Fed Easing Has Helped China and Brazil: El-Erian

The Federal Reserve's aggressive monetary easing policies have actually helped boost emerging global economies more than the still-sluggish US, Pimco's Mohamed El-Erian told CNBC.

Pimco's Mohamed El-Erian
CNBC.com
Pimco's Mohamed El-Erian

The central bank's two-part quantitative easing strategy—QE1 and QE2 in market jargon—has been credited both with spurring a strong US stock rally and stoking inflation both globally and domestically.

But El-Erian said the debt-buying programhas had a bigger impact outside the US shores and is now actually forcing some emerging economies—particularly Brazil and China—to start slowing their rapid growth.

"They're tapping the brakes now because of the amount of capital that is flowing there and is overheating their economy," said El-Erian, co-CEO at Pimco, which manages $1.2 trillion in assets and the largest bond fund in the world.

Critics of QE say much of the money the Fed spent buying debt such as Treasurys and mortgages from financial institutions was actually invested in higher-yielding foreign assets—not in the US economy. Cheap dollars have flooded those foreign economies, sparking complaints over a surge in asset prices, particularly commodities

"The QE2 splashed everywhere," El-Erian said. "It splashed into the commodities market, it splashed into other countries and some of it splashed here and we got a bit of a cyclical recovery. But we're finding out we're not getting enough of a cyclical recovery."

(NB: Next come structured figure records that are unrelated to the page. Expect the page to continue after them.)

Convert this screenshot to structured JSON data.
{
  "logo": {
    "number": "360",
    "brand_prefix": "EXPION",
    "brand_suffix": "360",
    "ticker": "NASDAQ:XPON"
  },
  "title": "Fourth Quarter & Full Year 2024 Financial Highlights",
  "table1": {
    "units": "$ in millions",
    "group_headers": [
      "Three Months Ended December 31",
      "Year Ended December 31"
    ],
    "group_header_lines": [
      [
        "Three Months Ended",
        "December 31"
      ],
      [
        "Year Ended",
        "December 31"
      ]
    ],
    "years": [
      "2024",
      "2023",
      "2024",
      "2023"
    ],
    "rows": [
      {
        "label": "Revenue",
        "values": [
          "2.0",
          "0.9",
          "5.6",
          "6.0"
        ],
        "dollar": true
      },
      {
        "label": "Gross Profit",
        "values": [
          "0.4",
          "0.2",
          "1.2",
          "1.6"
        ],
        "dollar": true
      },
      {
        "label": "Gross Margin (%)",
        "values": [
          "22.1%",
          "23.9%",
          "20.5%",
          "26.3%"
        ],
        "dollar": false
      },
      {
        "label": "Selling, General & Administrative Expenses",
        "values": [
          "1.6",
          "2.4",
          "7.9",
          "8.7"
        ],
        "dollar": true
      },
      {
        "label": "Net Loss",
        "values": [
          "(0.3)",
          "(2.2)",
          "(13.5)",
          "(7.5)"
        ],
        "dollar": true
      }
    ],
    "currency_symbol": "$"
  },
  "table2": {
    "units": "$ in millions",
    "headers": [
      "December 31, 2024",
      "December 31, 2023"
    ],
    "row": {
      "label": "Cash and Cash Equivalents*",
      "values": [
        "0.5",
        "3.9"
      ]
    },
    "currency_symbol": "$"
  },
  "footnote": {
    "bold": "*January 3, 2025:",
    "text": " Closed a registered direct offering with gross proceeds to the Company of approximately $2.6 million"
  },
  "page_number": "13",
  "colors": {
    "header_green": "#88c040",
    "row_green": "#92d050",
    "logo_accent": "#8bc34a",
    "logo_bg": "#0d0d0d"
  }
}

With China GDP humming along at 9.7 percent and Brazil at a solid 4.2 percent, the two so-called BRIC nations—Russia and India complete the quartet—find themselves grappling with ways to control the money flows created since the Fed expanded its balance sheet to more than $2.5 trillion of money printing.

In the US, inflation fears also are rising. But with GDP an anemic 1.8 percent the dilemma is different—with rising prices but high unemployment, crushing debt and lagging housing forming structural impediments to growth.

Even so, El-Erian does not see the Fed embarking on another round of easing, nor does he forecast the US slipping into a technical recession—generally defined as two consecutive quarters of negative growth.

"There's simply too much liquidity in the system," he said. "You would need a major policy mistake, or you would need a major unanticipated shock for you to get a recession."

Critical policy decisions, though, face the US as it tries to reduce its debt burden. El-Erian warned that if policy makers do not attack the problem now, worse consequences await later.

"The danger we face if you continue to kick the can down the road, the institutions, be it the multinationals or especially the Fed (are) going to go from being part of the solution to part of the problem," he said. "That is what we want to avoid."